What is concerning is that more parents have been self-medicating during the pandemic – with parental drug and alcohol use seeing an increase through these uncertain times.

By February 2021, the number of people contacting the NSPCC “with concerns about drug and alcohol misuse among parents” had risen by 66%. The Covid-19 pandemic and subsequent lockdowns have created a perfect storm for families affected by this problem.

With delays in treatments and rehabilitation programmes, the situation may fare even worse. “Though it’s been less discussed, the COVID-19 pandemic has also likely led to a rise in relapse rates for those in recovery from drug abuse.” Neeraj Gandotra, MD, the chief medical officer at the Substance Abuse and Mental Health Services Administration (SAMHSA).

While services available for addicts and their children have to facilitate pre-pandemic misusers, there has now been a new wave of parents turning to drugs and alcohol due to the stresses of the pandemic. “We’ve not only seen a rise in contacts and referrals but we’re also seeing families who weren’t previously known to children’s services requiring help and support for substance misuse.” (NSPCC).

There is also the added worry that when restrictions are placed on pubs, bars and nightclubs, parents may start misusing at home around their children – which could have devastating consequences for the children.  It should be noted however that this “does not necessarily mean a child will experience abuse, but it can make it more difficult for parents to provide safe and consistent care and this can lead to abuse or neglect.
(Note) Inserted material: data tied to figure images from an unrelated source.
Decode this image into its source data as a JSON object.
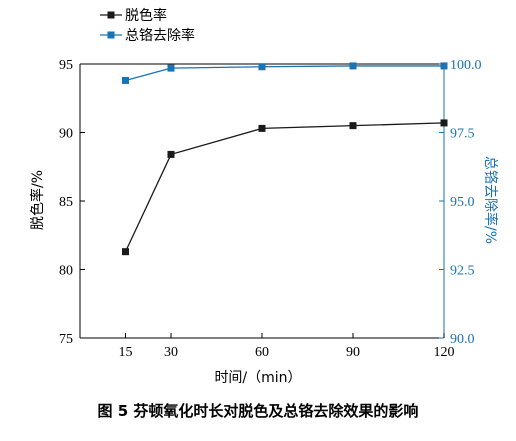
{
  "chart_data": {
    "type": "line",
    "x": [
      15,
      30,
      60,
      90,
      120
    ],
    "xlabel": "时间/（min）",
    "xlim": [
      0,
      120
    ],
    "xticks": [
      15,
      30,
      60,
      90,
      120
    ],
    "series": [
      {
        "name": "脱色率",
        "axis": "left",
        "values": [
          81.3,
          88.4,
          90.3,
          90.5,
          90.7
        ],
        "color": "#1a1a1a",
        "marker": "square"
      },
      {
        "name": "总铬去除率",
        "axis": "right",
        "values": [
          99.4,
          99.85,
          99.9,
          99.93,
          99.93
        ],
        "color": "#1a73b3",
        "marker": "square"
      }
    ],
    "y_left": {
      "label": "脱色率/%",
      "ylim": [
        75,
        95
      ],
      "ticks": [
        "75",
        "80",
        "85",
        "90",
        "95"
      ],
      "tick_values": [
        75,
        80,
        85,
        90,
        95
      ]
    },
    "y_right": {
      "label": "总铬去除率/%",
      "ylim": [
        90,
        100
      ],
      "ticks": [
        "90.0",
        "92.5",
        "95.0",
        "97.5",
        "100.0"
      ],
      "tick_values": [
        90,
        92.5,
        95,
        97.5,
        100
      ],
      "color": "#1a73b3"
    },
    "legend_position": "top-left",
    "grid": false,
    "caption": "图 5 芬顿氧化时长对脱色及总铬去除效果的影响"
  }
}
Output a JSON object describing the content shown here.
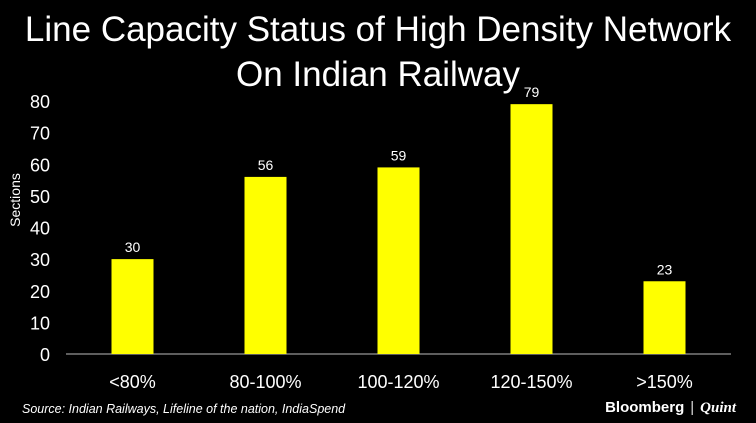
{
  "chart_data": {
    "type": "bar",
    "title": "Line Capacity Status of High Density Network On Indian Railway",
    "title_lines": [
      "Line Capacity Status of High Density Network",
      "On Indian Railway"
    ],
    "xlabel": "",
    "ylabel": "Sections",
    "categories": [
      "<80%",
      "80-100%",
      "100-120%",
      "120-150%",
      ">150%"
    ],
    "values": [
      30,
      56,
      59,
      79,
      23
    ],
    "ylim": [
      0,
      80
    ],
    "yticks": [
      0,
      10,
      20,
      30,
      40,
      50,
      60,
      70,
      80
    ],
    "grid": false,
    "bar_color": "#FFFF00"
  },
  "source": "Source: Indian Railways, Lifeline of the nation, IndiaSpend",
  "logo": {
    "left": "Bloomberg",
    "right": "Quint"
  }
}
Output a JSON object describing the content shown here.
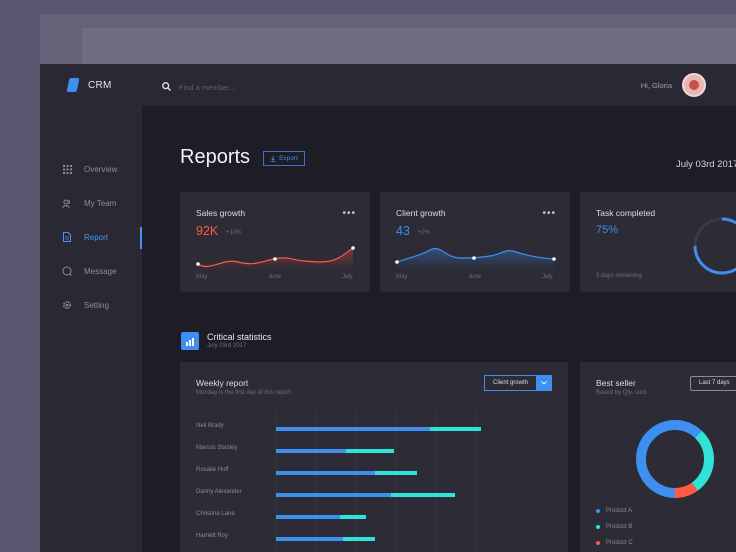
{
  "app": {
    "name": "CRM"
  },
  "search": {
    "placeholder": "Find a member..."
  },
  "user": {
    "greeting": "Hi, Gloria"
  },
  "sidebar": {
    "items": [
      {
        "label": "Overview",
        "icon": "grid-icon",
        "active": false
      },
      {
        "label": "My Team",
        "icon": "team-icon",
        "active": false
      },
      {
        "label": "Report",
        "icon": "document-icon",
        "active": true
      },
      {
        "label": "Message",
        "icon": "message-icon",
        "active": false
      },
      {
        "label": "Setting",
        "icon": "gear-icon",
        "active": false
      }
    ]
  },
  "page": {
    "title": "Reports",
    "export_label": "Export",
    "date": "July 03rd  2017"
  },
  "cards": {
    "sales": {
      "title": "Sales growth",
      "value": "92K",
      "delta": "+10%",
      "x_labels": [
        "May",
        "June",
        "July"
      ],
      "accent": "#ff5a45"
    },
    "client": {
      "title": "Client growth",
      "value": "43",
      "delta": "+2%",
      "x_labels": [
        "May",
        "June",
        "July"
      ],
      "accent": "#3d8ff0"
    },
    "task": {
      "title": "Task completed",
      "value": "75%",
      "remaining": "3 days remaining",
      "progress": 0.75,
      "accent": "#3d8ff0"
    }
  },
  "section": {
    "title": "Critical statistics",
    "date": "July 03rd  2017"
  },
  "weekly": {
    "title": "Weekly report",
    "subtitle": "Monday is the first day of this report",
    "dropdown": "Client growth",
    "rows": [
      {
        "name": "Neil Brady",
        "blue": 0.48,
        "teal": 0.64
      },
      {
        "name": "Marcus Stanley",
        "blue": 0.22,
        "teal": 0.37
      },
      {
        "name": "Rosalie Huff",
        "blue": 0.31,
        "teal": 0.44
      },
      {
        "name": "Danny Alexander",
        "blue": 0.36,
        "teal": 0.56
      },
      {
        "name": "Christina Lane",
        "blue": 0.2,
        "teal": 0.28
      },
      {
        "name": "Harriett Roy",
        "blue": 0.21,
        "teal": 0.31
      }
    ]
  },
  "bestseller": {
    "title": "Best seller",
    "subtitle": "Based by Qty. sold.",
    "dropdown": "Last 7 days",
    "products": [
      {
        "label": "Product A",
        "color": "#3d8ff0",
        "share": 0.62
      },
      {
        "label": "Product B",
        "color": "#2fe3d8",
        "share": 0.28
      },
      {
        "label": "Product C",
        "color": "#ff5a45",
        "share": 0.1
      }
    ]
  },
  "colors": {
    "blue": "#3d8ff0",
    "teal": "#2fe3d8",
    "red": "#ff5a45"
  }
}
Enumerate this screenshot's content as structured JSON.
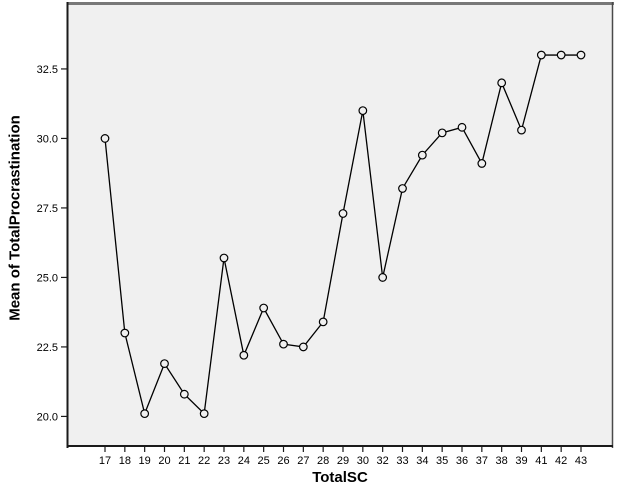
{
  "chart_data": {
    "type": "line",
    "title": "",
    "xlabel": "TotalSC",
    "ylabel": "Mean of TotalProcrastination",
    "categories": [
      "17",
      "18",
      "19",
      "20",
      "21",
      "22",
      "23",
      "24",
      "25",
      "26",
      "27",
      "28",
      "29",
      "30",
      "32",
      "33",
      "34",
      "35",
      "36",
      "37",
      "38",
      "39",
      "41",
      "42",
      "43"
    ],
    "values": [
      30.0,
      23.0,
      20.1,
      21.9,
      20.8,
      20.1,
      25.7,
      22.2,
      23.9,
      22.6,
      22.5,
      23.4,
      27.3,
      31.0,
      25.0,
      28.2,
      29.4,
      30.2,
      30.4,
      29.1,
      32.0,
      30.3,
      33.0,
      33.0,
      33.0
    ],
    "yticks": [
      20.0,
      22.5,
      25.0,
      27.5,
      30.0,
      32.5
    ],
    "ytick_labels": [
      "20.0",
      "22.5",
      "25.0",
      "27.5",
      "30.0",
      "32.5"
    ],
    "ylim": [
      18.9,
      34.8
    ],
    "grid": false,
    "legend": "none",
    "marker": "open-circle",
    "colors": {
      "line": "#000000",
      "marker_stroke": "#000000",
      "marker_fill": "#f0f0f0",
      "plot_background": "#f0f0f0",
      "frame_top": "#787878",
      "frame_side": "#4a4a4a",
      "frame_dark": "#1a1a1a",
      "text": "#000000"
    }
  }
}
It can also have a serious impact on children’s emotional well-being.” NSPCC.

Excessive alcohol consumption around a child

Notably, Drinkaware suggested in August 2020, that around two in five (38%) of people on furlough and a third (33%) of parents with at least one child under 18, had been drinking more alcohol since the start of lockdown. Additionally, data from a consumer purchasing panel has shown that just over 12.6 million extra litres of alcohol were sold in shops and supermarkets during the 2020/21 financial year compared to 2019/20 (a 24.4% increase).

With the sudden increase in demand for children’s services, drug/alcohol addiction facilities and family courts services, these have been put under an immense amount of pressure, not to mention these services having to deal with various lockdowns and the subsequent large backlogs.

The increase in the need for these services is likely to remain extremely high. Drinkaware are concerned that “for a significant number of people, lockdown levels of drinking may become ingrained and hard to break” – leading to alcohol dependence. This means the need to manage the backlog is even greater.

How to tackle the backlogs…?

To help parents struggling with addiction, the NSPCC is calling on the government, health boards and councils to ensure substance misuse services continue throughout the pandemic. The charity has called for a Covid recovery strategy to support children and young people who have experienced trauma. With more funding these government bodies could offer extra support.

Unfortunately however, due to the various support schemes the government has run during the pandemic, funding is tight and this alone doesn’t eliminate any potential immediate risk to the child, as recovery can take months or even years.  

In order to prevent any risk to the child right away, court systems should:

Continue to prioritise the backlog:
The family courts have already been told to prioritise cases – Cafcass have introduced a ‘prioritisation protocol’ covering several courts to manage ‘unsustainable caseloads’.

This deals with the most high-risk cases with local authorities treating them as urgent. Looking at the risk factors and ‘danger signs’, will help to reduce any actual harm coming to a child.

Social workers to be “out on the ground:
Rather than wasting time on paperwork, Swansea council have suggested that social workers spend more time with children. “The department’s vision is to do what matters to make things better for children.” This means focusing on the voices of children supported by the service.

By saving time on paperwork they will be able to put emphasis on prevention and early intervention, meaning that less children will be at risk or suffer.

Drug/Alcohol Testing / Medical Interpretation:
Whilst drug and alcohol testing will help to determine which drugs a parent is misusing and the levels of that misuse, the medical interpretation goes a step further and reviews the pattern of misuse and its possible consequences. This evidence can assist judges in making safer and more informed decisions as to the possible affects that misuse of alcohol or drugs may have on a child

As the MIFA (Medical Interpretation of Forensic Analysis) provides more clarity in a concise form, it can save the court time in not having to wade through complex lab reports – eliminating the need to interpret them.